Le centre culturel Marc Sangnier

Le centre culturel Marc Sangnier de Mont-Saint-Aignan
Même lorsque je ne suis plus en âge de fréquenter sa garderie, le centre culturel Marc Sangnier de Mont-Saint-Aignan continue de m'accueillir au travers de ses activités pour enfants du mercredi après-midi : dessin, peinture, musique, poterie, ou jeux d'équipe (balle au prisonnier, béret... ) auxquels nous nous livrons sur l'esplanade qui fait face au centre, sous le regard des autres enfants du quartier, qui eux, libres, peuvent retourner à leur maison quand bon leur semble. Parfois, nous faisons une promenade autour du centre, en marchant comme un régiment en campagne, sous le regard vigilant d'un moniteur, entre les barres d'immeubles qui occupent le "plateau" de Mont-Saint-Aignan. La peinture et les promenades restent sans doute mes activités préférées. J'aime bien les jeux d'équipe aussi, si je suis d'humeur sociable ce jour-là. A ces jeux collectifs, la présence active du moniteur est importante, autrement, ça devient vite n'importe quoi et ce sont toujours les plus grands et les plus costauds qui finissent par imposer leur loi.
Vient l'heure de la distribution du goûter : des sachets de pain d'épices aux fruits qu'Odile, la monitrice principale, tire d'un grand carton. Une espèce d'orangeade nous est servie dans des gobelets en plastique.
Lorsque vers 18 heures maman surgit à l'entrée de la petite bibliothèque, où se terminent généralement ces après-midis pour enfants, je suis plongé dans la lecture d'une bande dessinée.
Nous allons ensuite ensemble récupérer ma sœur Sarah à la garderie, avant de nous rendre tous les trois place Colbert faire quelques courses. Avec un peu de chance, j'arrive à faire acheter à ma mère un magazine ou un petit jouet en plastique chez le marchand de journaux. Mais une pâtisserie chez le boulanger, ce n'est même pas la peine d'y songer : « Mais non, voyons, il est 6 heures, vous allez bientôt dîner ! »
Gna gna gna...

En pleine activité artistique
En fait, j'aime bien ces mercredi après-midi au centre Marc Sangnier, mais ils m'empêchent de voir certains de mes amis d'école primaire, comme mes voisins Patrick ou Antoine.
Ces après-midi avaient d'ailleurs assez mal commencé, puisqu'au cours d'une des premières séances à laquelle je participe, en 1980, nous assistons à un spectacle de marionnettes chinoises, dont l'apparition me cause une telle frayeur que je quitte la salle presque immédiatement, et qu'une monitrice doit déployer tous ses talents de pédagogue pour m'y ramener. Quand je vous dis que je suis impressionnable !

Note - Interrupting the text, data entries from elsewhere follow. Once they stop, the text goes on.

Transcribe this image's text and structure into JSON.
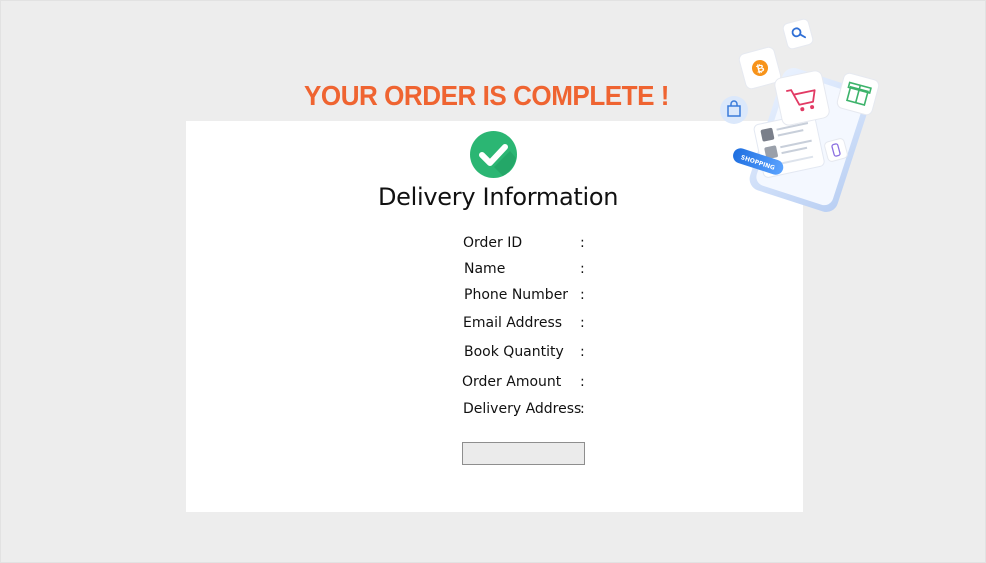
{
  "header": {
    "headline": "YOUR ORDER IS COMPLETE !"
  },
  "card": {
    "title": "Delivery Information",
    "fields": [
      {
        "label": "Order ID",
        "value": ""
      },
      {
        "label": "Name",
        "value": ""
      },
      {
        "label": "Phone Number",
        "value": ""
      },
      {
        "label": "Email Address",
        "value": ""
      },
      {
        "label": "Book Quantity",
        "value": ""
      },
      {
        "label": "Order Amount",
        "value": ""
      },
      {
        "label": "Delivery Address",
        "value": ""
      }
    ],
    "separator": ":",
    "action_button_label": ""
  },
  "illustration": {
    "badge_text": "SHOPPING",
    "icons": [
      "search-icon",
      "bitcoin-icon",
      "shopping-cart-icon",
      "gift-icon",
      "shopping-bag-icon",
      "bottle-icon"
    ]
  },
  "colors": {
    "headline": "#ef6431",
    "check_green": "#2bb673",
    "background": "#ededed",
    "card": "#ffffff"
  }
}
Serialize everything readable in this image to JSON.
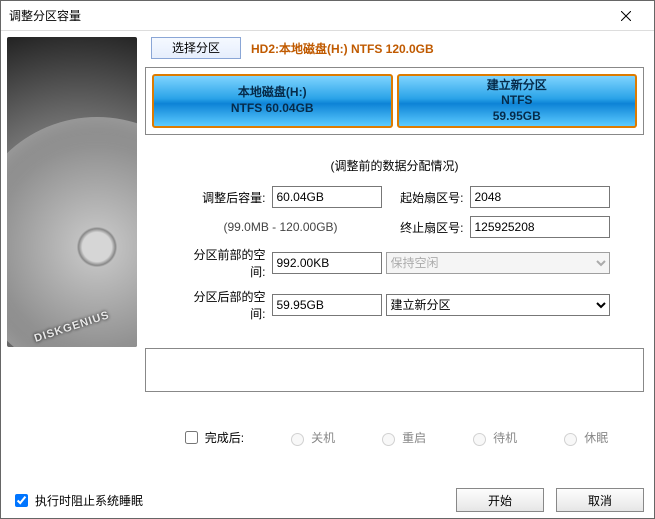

On sera ravi d'apprendre que c'est également au centre Marc Sangnier qu'on m'administre mes premiers rappels de vaccin, dans l'atmosphère froide et aseptisée de son centre d'action sociale, là où un médecin, toujours la même, me plante rageusement son horrible cuti dans le bras, sous la lumière grise et terne qui filtre des voilages aux fenêtres.

En 1981, les activités pour enfants sont délocalisées au Centre de Loisirs, à la lisière de la forêt Verte. Cette fois, je m'y rends accompagné de ma sœur Sarah, qui a grandi entretemps. On s'y fera des amis de circonstance, des gens dont j'oublierai rapidement les prénoms et les visages lorsque mon entrée au collège mettra un terme à ces activités hebdomadaires d'éveil et d'éducation populaire, à l'ombre du nom d'un homme dont j'ignorais alors tout, Marc Sangnier, démocrate chrétien et militant pacifiste du début du vingtième siècle... un nom pour le moins mystérieux, à mes oreilles de petit d'homme en tout cas : marque-sang-nié.